Tout d’abord, une interrogation apparaît : quelles peuvent être ces conditions de l’amour, et combien peut-il y en avoir ? Naît en nous l’envie de découvrir cette sorte de « Table des lois » de l’amour.

Ensuite, l’amour devient une chose « qui ne va plus de soi ». Là encore, nous manquons de termes convenables pour exprimer notre idée. Nous pourrions dire que l’amour devient un concept « exigeant ».
Qu’est-ce à dire ? Tant que l’amour n’était considéré que comme un simple sentiment de plaisir subjectif pris à la proximité ou la pensée de l’être aimé, il était facile pour nous (ou en tout cas plus facile) de savoir si nous aimions tel ou tel être ou objet. J’ai du plaisir à contempler la nature et à m’y promener, j’aime la nature ; c’est aussi simple que cela.
Si maintenant nous admettons que l’amour, du fait de sa signification, implique en lui-même des conditions, alors la question se pose de savoir si nous avons respecté toutes ces conditions dans notre rapport à l’objet ; et s’il s’avérait que nous avons violé une de ces conditions, alors notre rapport à l’objet n’est plus de l’amour, mais toute autre chose.
Il n’est de ce fait plus certain que nous aimions l’objet, bien que nous en ayons l’intention. Ce que nous pouvons formuler ainsi : nous voulons aimer l’objet, mais nous n’y parvenons pas. Ou encore : l’amour devient un problème.
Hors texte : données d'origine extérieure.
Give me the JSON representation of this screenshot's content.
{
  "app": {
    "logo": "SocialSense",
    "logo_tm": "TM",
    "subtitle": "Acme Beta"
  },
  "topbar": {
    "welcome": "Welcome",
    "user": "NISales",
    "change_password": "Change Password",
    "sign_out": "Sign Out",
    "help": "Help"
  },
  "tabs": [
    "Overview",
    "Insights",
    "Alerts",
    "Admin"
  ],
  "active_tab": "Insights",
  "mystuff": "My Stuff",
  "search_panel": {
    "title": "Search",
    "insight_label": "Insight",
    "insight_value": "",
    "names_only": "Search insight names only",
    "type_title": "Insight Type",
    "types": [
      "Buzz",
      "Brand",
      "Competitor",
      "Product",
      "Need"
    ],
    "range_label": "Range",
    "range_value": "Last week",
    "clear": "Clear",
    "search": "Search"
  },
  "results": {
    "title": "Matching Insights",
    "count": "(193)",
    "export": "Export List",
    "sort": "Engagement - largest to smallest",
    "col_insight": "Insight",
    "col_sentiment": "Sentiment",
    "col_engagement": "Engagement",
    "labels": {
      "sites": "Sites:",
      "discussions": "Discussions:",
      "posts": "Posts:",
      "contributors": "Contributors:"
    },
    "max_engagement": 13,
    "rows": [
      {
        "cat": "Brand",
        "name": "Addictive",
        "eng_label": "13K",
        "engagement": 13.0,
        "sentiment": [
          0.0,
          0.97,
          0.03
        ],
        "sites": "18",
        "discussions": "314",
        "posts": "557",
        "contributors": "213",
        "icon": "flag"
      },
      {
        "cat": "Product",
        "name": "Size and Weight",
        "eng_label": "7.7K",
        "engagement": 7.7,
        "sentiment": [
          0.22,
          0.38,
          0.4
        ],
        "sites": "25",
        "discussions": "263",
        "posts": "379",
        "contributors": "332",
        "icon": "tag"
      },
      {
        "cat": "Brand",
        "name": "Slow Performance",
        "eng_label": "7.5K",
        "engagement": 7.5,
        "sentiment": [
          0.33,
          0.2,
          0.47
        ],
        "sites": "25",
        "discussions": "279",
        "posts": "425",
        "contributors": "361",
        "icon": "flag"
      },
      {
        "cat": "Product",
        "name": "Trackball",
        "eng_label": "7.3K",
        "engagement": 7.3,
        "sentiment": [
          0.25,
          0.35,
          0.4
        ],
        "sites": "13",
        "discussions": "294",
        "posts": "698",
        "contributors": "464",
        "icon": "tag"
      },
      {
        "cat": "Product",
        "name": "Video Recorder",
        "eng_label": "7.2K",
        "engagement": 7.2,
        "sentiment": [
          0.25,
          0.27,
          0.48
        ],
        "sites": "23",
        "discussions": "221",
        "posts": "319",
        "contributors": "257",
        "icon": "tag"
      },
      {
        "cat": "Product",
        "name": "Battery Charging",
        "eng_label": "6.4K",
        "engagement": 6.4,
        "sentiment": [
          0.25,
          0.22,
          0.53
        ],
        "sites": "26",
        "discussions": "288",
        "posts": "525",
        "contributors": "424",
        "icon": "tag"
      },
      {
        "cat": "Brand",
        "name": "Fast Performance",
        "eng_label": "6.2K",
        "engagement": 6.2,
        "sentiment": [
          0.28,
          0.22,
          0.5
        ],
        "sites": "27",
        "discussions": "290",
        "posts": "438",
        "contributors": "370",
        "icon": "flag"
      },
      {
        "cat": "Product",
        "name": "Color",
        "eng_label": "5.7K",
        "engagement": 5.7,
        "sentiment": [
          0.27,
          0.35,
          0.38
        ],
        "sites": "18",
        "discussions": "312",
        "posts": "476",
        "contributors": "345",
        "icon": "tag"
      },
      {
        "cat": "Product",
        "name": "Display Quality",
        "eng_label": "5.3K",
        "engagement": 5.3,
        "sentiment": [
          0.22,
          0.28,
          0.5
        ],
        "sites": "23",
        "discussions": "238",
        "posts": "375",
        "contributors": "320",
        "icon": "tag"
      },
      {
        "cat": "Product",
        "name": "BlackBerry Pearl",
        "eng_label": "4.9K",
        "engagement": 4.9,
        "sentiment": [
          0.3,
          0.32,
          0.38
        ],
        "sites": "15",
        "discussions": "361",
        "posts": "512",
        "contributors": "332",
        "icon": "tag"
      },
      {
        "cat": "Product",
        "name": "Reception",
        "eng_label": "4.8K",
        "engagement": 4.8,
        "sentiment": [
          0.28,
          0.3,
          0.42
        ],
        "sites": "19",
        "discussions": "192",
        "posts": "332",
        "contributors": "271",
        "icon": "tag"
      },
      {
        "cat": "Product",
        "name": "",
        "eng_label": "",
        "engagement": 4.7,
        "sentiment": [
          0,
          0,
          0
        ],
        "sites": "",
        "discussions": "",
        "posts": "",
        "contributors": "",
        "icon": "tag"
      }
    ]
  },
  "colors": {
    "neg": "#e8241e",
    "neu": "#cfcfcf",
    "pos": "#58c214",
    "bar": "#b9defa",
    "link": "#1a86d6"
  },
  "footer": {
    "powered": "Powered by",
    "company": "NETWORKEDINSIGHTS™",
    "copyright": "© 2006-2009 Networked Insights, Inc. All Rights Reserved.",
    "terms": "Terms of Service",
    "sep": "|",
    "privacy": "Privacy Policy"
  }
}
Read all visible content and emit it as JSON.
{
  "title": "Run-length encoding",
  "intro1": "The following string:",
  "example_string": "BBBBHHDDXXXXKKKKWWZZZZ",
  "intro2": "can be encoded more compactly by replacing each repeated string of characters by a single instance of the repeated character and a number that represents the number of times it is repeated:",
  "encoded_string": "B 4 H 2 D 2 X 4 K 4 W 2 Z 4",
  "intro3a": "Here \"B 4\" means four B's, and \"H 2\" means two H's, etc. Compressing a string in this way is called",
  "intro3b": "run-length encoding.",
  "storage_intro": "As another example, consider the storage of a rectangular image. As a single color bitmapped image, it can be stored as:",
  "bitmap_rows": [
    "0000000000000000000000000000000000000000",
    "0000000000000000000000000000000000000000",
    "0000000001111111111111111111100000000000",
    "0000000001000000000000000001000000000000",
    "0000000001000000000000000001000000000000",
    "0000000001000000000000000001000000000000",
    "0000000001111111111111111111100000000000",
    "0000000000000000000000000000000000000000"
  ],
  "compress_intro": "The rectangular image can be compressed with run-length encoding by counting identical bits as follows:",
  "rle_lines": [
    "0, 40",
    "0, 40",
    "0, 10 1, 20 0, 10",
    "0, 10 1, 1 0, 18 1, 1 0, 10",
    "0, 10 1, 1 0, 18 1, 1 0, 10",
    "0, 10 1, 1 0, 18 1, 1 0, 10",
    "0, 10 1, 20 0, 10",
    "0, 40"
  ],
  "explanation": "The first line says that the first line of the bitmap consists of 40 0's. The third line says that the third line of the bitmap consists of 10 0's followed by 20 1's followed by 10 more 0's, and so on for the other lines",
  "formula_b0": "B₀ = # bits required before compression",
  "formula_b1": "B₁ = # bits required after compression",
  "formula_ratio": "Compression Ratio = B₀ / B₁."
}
L’amour devient un problème, parce que nous ne sommes pas sûr, tant que nous n’avons pas identifié chacune de ses conditions, que nous ne violons pas une de ces exigences impératives que l’amour, par sa signification même, porte en lui. De ce fait, il est possible que nous n’ayons jamais eu d’amour pour ce que pourtant nous croyions fondamentalement aimer.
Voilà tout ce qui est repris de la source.